The Holderness Family is an adorable family who live in Raleigh, NC and they make hilarious parody videos. They also invented a best-selling family game, and they have even written a book on fighting fairly in marriage. Did I mention that the Holdernesses also won The Amazing Race (and were the oldest couple to ever do so)? The family is incredible, but they are lovable, authentic, and too goofy to hate on, despite their many talents, beauty and gifts.

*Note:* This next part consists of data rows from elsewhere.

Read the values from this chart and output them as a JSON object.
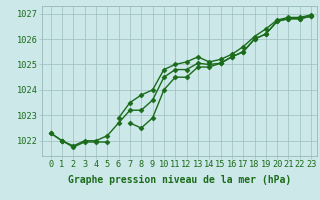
{
  "x": [
    0,
    1,
    2,
    3,
    4,
    5,
    6,
    7,
    8,
    9,
    10,
    11,
    12,
    13,
    14,
    15,
    16,
    17,
    18,
    19,
    20,
    21,
    22,
    23
  ],
  "line_upper": [
    1022.3,
    1022.0,
    null,
    null,
    null,
    null,
    1022.9,
    1023.5,
    1023.8,
    1024.0,
    1024.8,
    1025.0,
    1025.1,
    1025.3,
    1025.1,
    1025.2,
    1025.4,
    1025.7,
    1026.1,
    1026.4,
    1026.75,
    1026.85,
    1026.85,
    1026.95
  ],
  "line_main": [
    1022.3,
    1022.0,
    1021.8,
    1022.0,
    1022.0,
    1022.2,
    1022.7,
    1023.2,
    1023.2,
    1023.6,
    1024.5,
    1024.8,
    1024.8,
    1025.05,
    1025.0,
    1025.05,
    1025.3,
    1025.5,
    1026.0,
    1026.2,
    1026.7,
    1026.8,
    1026.8,
    1026.9
  ],
  "line_lower": [
    null,
    1022.0,
    1021.75,
    1021.95,
    1021.95,
    1021.95,
    null,
    1022.7,
    1022.5,
    1022.9,
    1024.0,
    1024.5,
    1024.5,
    1024.9,
    1024.9,
    1025.05,
    1025.3,
    1025.5,
    1026.0,
    1026.2,
    1026.7,
    1026.8,
    1026.8,
    1026.9
  ],
  "ylim": [
    1021.4,
    1027.3
  ],
  "yticks": [
    1022,
    1023,
    1024,
    1025,
    1026,
    1027
  ],
  "xtick_labels": [
    "0",
    "1",
    "2",
    "3",
    "4",
    "5",
    "6",
    "7",
    "8",
    "9",
    "10",
    "11",
    "12",
    "13",
    "14",
    "15",
    "16",
    "17",
    "18",
    "19",
    "20",
    "21",
    "22",
    "23"
  ],
  "xlabel": "Graphe pression niveau de la mer (hPa)",
  "line_color": "#1a6b1a",
  "bg_color": "#cce8e8",
  "grid_color": "#9dbfbf",
  "marker": "D",
  "marker_size": 2.5,
  "line_width": 1.0,
  "xlabel_fontsize": 7.0,
  "tick_fontsize": 6.2
}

One serious thing that struck me while binging on “the whole of the Holdernesses’ conglomerate” yesterday, was the major theme of their podcast (oh yeah, they also have a popular podcast . . . sigh). The major theme which the Holderness Family apparently often repeats on their podcast is “Mature people ask for what they want.” The Holdernesses admit that this is often hard for anyone to do because we fear rejection, being judged or appearing selfish. So I guess, that the addition of this statement could be, “Mature people can deal with rejection, feeling judged, or appearing selfish. Mature people aren’t quick to personalize other people’s reactions. Mature people realize that everyone has needs, including themselves.”

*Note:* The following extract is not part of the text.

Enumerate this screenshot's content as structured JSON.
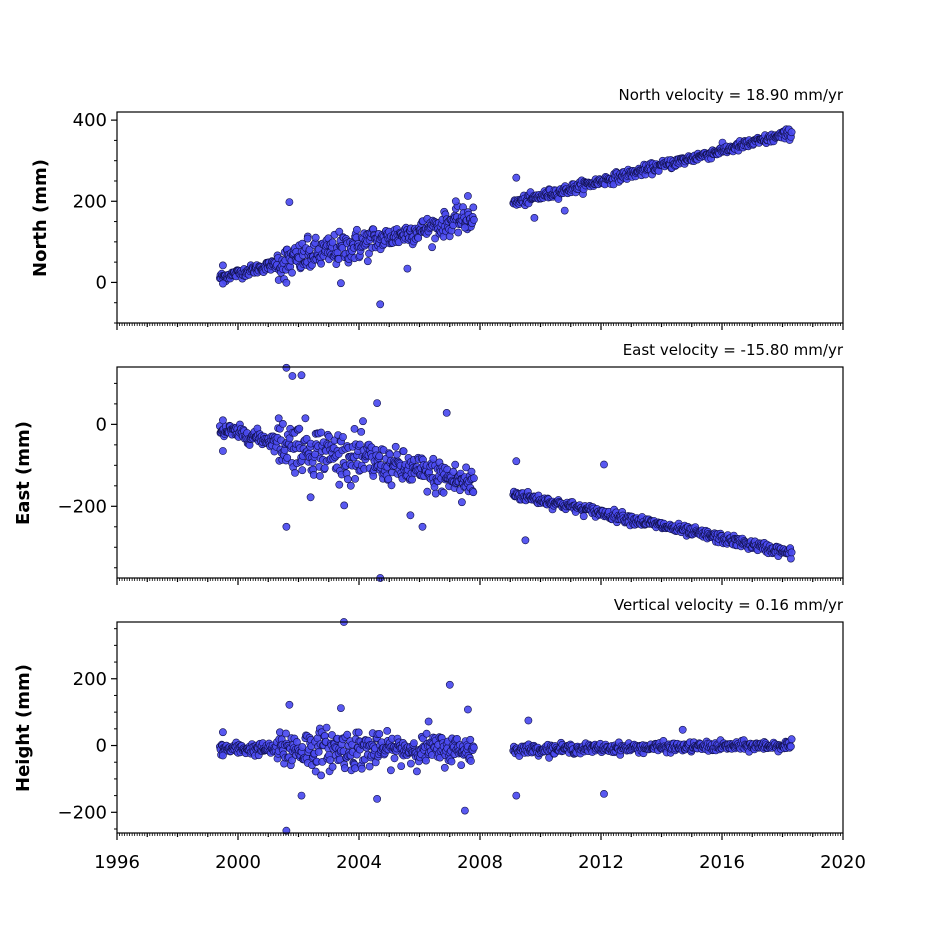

It is amazing to me to witness (and also personally experience from time to time, myself) just how many people in the world have a hard time asking for what they want, and yet, seethe in resentment for not getting what they want. I have just recently experienced grown adults, already retired from major successful careers, ask for what they want in the most mysterious, and indirect ways. They use other people as shields. “So-and-so was wondering if you had a chance to look at the contract? I told them that you were probably busy . . . .”
I was a marketing major in college. I’ve held a few sales jobs throughout my lifetime. I think that sales jobs should be required for everyone and anyone to experience for at least a few months (also required: being a food server – you will never, ever tip badly if you have ever served tables, even just once in your lifetime). To hold a sales job and to be successful at it, (and remember, everything that you are looking at right now in your space that you are sitting in, was sold to someone, first as an idea, and finally to you, as a product that you eventually acquired) requires a huge level of stamina, grit, and not personalizing massive amounts of rejection. Selling also requires you to get really good at asking for what you want, and believing that you deserve what you want. As a successful salesperson, your entire sustenance and well-being relies on this skill of asking for what you want with enthusiasm and confidence, and being able to let rejection roll off of your back.

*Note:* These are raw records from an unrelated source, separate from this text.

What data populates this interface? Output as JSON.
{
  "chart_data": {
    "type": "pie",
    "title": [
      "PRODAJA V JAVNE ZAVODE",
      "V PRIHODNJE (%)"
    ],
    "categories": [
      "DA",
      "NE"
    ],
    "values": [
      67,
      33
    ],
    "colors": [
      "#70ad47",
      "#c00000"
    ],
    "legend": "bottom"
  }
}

Today, try out using the Holdernesses’ mantra: “Mature people ask for what they want.”
Start small if you are too nervous. “Please unload the dishwasher.” “Please pick up the dry-cleaning.” “Please allow me some space when I first get home” . . . . .
Then, when you receive what you want, or you at least you get a clear understanding of why you won’t be getting what you want (and 99.9 percent of the time these reasons of not getting what you want are not about you, but more so, about what is going on with the other party), you will be filled with gratitude. Then, just say, “thank you”. “Thank you” to the party who fulfilled your request, or at least gave you an honest explanation of why they aren’t capable to fulfill your request at this time, and “thank you” to yourself for being brave and stepping up for yourself and for your own needs, in the most mature way possible.
“Mature people ask for what they want.”
Are you passing on love or are you passing on pain? Heal your pain and pass on love.